Аристарх Павлович снова потянулся к бумаге: он не привык еще петь в разговоре. Было трудно начать первое слово, ибо приходилось сначала мысленно пропеть его, потом потянуть горлом звук и как бы вплести в него речь. Лучше было петь песни или еще легче — подпевать…
— Да пой! Пой, Аристарх Павлович! Петь — это же награда!
— Вернется скоро, — Аристарху Павловичу хотелось скрыть правду, чтобы не расстраивать гостя. — Понравился он мне, хороший парень…
— Два года не виделись, — сказал Алексей. — Последний раз курсантом. И вот поди же ты — лейтенант! Самое лучшее время!.. Как Полина Михайловна? Жене письма пишет каждую неделю…

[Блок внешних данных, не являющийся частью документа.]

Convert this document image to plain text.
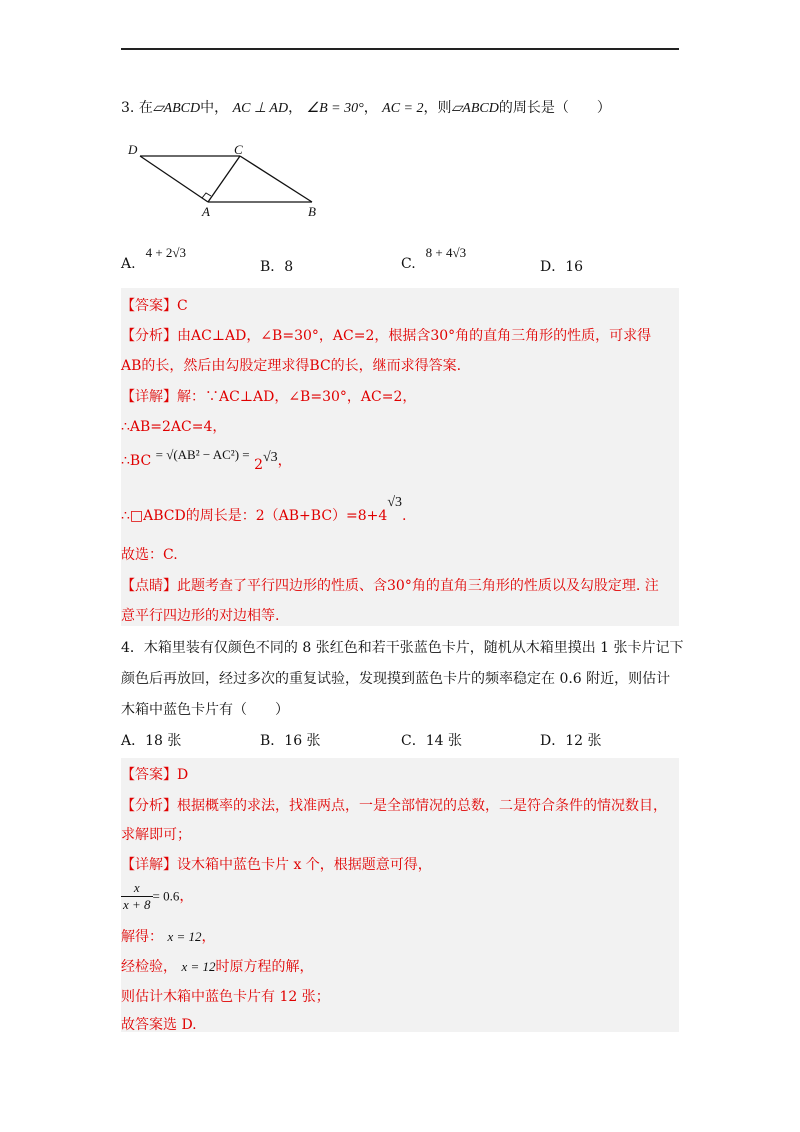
3. 在▱ABCD中， AC ⊥ AD， ∠B = 30°， AC = 2，则▱ABCD的周长是（　　）
D	C
A	B
A.4 + 2√3
B．8	C.8 + 4√3
D．16
【答案】C
【分析】由AC⊥AD，∠B=30°，AC=2，根据含30°角的直角三角形的性质，可求得
AB的长，然后由勾股定理求得BC的长，继而求得答案.
【详解】解：∵AC⊥AD，∠B=30°，AC=2，
∴AB=2AC=4，
∴BC = √(AB² − AC²) = 2√3，
∴□ABCD的周长是：2（AB+BC）=8+4√3.
故选：C.
【点睛】此题考查了平行四边形的性质、含30°角的直角三角形的性质以及勾股定理. 注
意平行四边形的对边相等.
4．木箱里装有仅颜色不同的 8 张红色和若干张蓝色卡片，随机从木箱里摸出 1 张卡片记下
颜色后再放回，经过多次的重复试验，发现摸到蓝色卡片的频率稳定在 0.6 附近，则估计
木箱中蓝色卡片有（　　）
A．18 张	B．16 张	C．14 张	D．12 张
【答案】D
【分析】根据概率的求法，找准两点，一是全部情况的总数，二是符合条件的情况数目，
求解即可；
【详解】设木箱中蓝色卡片 x 个，根据题意可得，
$\frac{x}{x + 8} = 0.6$，
解得： x = 12，
经检验， x = 12时原方程的解，
则估计木箱中蓝色卡片有 12 张；
故答案选 D.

— Меня за чуб таскала, — Аристарх Павлович засмеялся. — Суровая сейчас, какой была — не вспомнить…
Алексей достал из чемодана бутылку водки, поставил на стол.
— Давай за встречу, Аристарх Павлович!.. Заодно и погреемся.
У Аристарха Павловича екнуло сердце. Он покосился на кухню: ну, скажут соседки, ты нам мужиков всех поспоил!.. Но делать нечего, не скажешь ведь, что позавчера они тут с младшим Ерашовым гусарили… Он принес посуду, нашел кое-какую закуску и включил самовар. Алексей повернулся к камину боком — дрова уже разгорелись — и ссутулился, уронил руки между колен. Он переоделся в выцветшую старенькую гимнастерку, которые носил вместо халатов, пижам и прочих домашних вещей, и напоминал теперь усталого, измордованного войной бойца, которых Аристарх Павлович так много видел после Отечественной. И даже рыжеватые, пышные усы его напоминали фронтовые — эдакую солдатскую гордость.
Они выпили — вроде бы и слова какие-то говорили бодрые, и чокались со звоном хрусталя, да и водка была хорошего разлива, но как-то невесело. Аристарха Павловича томила мысль о Кирилле — куда исчез, где бродит? Алексей же вообще погрустнел и теперь сидел, озирая пространство комнаты.
— Да… Знаешь, Аристарх Павлович, где мы с тобой сидим? Знаешь, наверное… В парадной зале… Ведь здесь балы устраивали, принимали гостей, танцевали… Эх, сколько с того времени перегородок выстроено! Среди них теперь и капитальных стен не найдешь.
Трудно было сказать, о чем он в самом деле тоскует — о перестроенном, запущенном доме либо о том, что скрывает от посторонних глаз и таит в себе, как военную тайну. В прошлый его приезд он был совсем не такой, вина не пил, а веселился и голосом гремел командирским:
— Приеду сюда — все восстановлю! А начну с парадного. Обязательно ротонду! И веранды по обе стороны! У меня все чертежи есть. Хочу, чтобы дом стоял и смеялся!
— Вообще ты молодец, Аристарх Павлович! — вдруг похвалил он. — Не следует нам сдавать парадных зал врагу. Хорошо, что ты теперь здесь. Ты не стесняйся только, пой. Акустика здесь отличная.
Он налил водки, поднял бокал, однако сказал не сразу, а словно вдруг ощутил резкую боль, и помедлил, переждал ее.
— Давай выпьем за наш дом. Чтобы не строили в нем новых перегородок, не делили на клетушки… На барские комнаты и людские, на этажи и подвалы… За дом!